M. de Roujoux pense que le peuple donne au violon le nom de crincrin par allusion aux crins qui forment l'archet; il croit qu'il pourrait bien en être de même de cet instrument qu'il présume être celui dont se servent encore les enfans pour imiter la grenouille, et qui est formé d'un petit cylindre de carton fermé à une de ses extrémités, et attaché par un crin à un bâton autour duquel on le fait tourner pour produire du bruit. Le mot alors, selon M. de Roujoux, ne serait pas une Onomatopée, puisque l'instrument aurait pris son nom de sa principale partie.

* [CRISSEMENT, CRISSER]. Expressions hors d'usage. C'est l'action de grincer fortement les dents, et de tirer de leur frottement un son aigre et strident qui offense l'oreille.

Crisser, selon Borel et Monnet, c'est faire un bruit aigu et âpre, comme les roues mal ointes.

[CROASSEMENT, CROASSER]. Du cri lugubre et discord des corbeaux.

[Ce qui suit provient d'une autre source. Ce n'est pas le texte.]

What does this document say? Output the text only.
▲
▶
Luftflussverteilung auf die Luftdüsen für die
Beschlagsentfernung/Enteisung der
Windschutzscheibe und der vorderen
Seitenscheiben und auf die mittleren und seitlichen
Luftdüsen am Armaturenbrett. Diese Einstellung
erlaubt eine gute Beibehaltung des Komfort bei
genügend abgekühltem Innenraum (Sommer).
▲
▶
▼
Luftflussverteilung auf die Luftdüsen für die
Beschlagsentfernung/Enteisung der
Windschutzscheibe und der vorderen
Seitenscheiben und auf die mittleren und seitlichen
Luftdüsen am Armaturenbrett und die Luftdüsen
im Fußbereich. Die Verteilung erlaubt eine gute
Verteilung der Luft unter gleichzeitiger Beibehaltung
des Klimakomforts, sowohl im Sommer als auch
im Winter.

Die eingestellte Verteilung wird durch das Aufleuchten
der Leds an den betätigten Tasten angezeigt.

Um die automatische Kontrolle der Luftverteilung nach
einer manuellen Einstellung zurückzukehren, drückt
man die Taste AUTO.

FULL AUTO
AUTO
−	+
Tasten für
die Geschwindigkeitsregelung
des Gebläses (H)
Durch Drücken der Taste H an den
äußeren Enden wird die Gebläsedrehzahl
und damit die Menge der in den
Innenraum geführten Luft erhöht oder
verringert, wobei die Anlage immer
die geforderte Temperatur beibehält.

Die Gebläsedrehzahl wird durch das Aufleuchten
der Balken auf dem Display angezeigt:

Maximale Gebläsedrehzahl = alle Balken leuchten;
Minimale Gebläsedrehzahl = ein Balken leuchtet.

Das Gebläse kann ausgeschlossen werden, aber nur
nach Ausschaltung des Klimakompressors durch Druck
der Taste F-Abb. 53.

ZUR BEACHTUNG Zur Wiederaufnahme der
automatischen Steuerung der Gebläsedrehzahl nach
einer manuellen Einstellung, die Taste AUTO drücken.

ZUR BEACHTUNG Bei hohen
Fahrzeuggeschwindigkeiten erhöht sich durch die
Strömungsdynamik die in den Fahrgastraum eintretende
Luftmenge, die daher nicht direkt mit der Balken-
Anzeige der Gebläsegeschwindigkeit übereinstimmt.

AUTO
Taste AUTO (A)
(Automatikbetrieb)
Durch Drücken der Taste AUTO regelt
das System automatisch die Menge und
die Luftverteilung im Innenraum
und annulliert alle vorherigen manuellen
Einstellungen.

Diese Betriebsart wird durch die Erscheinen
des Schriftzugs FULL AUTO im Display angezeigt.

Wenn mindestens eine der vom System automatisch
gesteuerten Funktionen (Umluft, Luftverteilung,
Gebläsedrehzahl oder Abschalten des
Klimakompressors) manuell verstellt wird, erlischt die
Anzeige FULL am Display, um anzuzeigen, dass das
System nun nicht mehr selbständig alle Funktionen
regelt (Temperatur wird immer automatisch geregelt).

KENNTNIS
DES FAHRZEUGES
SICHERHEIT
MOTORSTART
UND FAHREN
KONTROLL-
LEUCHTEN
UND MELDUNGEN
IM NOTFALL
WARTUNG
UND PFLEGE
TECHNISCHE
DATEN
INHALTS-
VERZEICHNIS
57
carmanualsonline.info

Le nom même du corbeau dérive de loin du même son primitif. Du korax des Grecs qui est une Onomatopée, les Latins ont fait corvus, et d'après eux les Espagnols cuervo, et les Italiens corvo. La dénomination que nous avons adoptée est encore moins naturelle, quoiqu'on puisse remonter sans effort à son étymologie; mais il n'y en a point de plus singulièrement corrompue que celles que la Langue allemande et la Langue anglaise ont substituées au corvus des Latins, en retranchant bizarrement de ce mot la consonne initiale, et en faisant du reste par une métamorphose capricieuse les noms insignifians de rabe et de raven.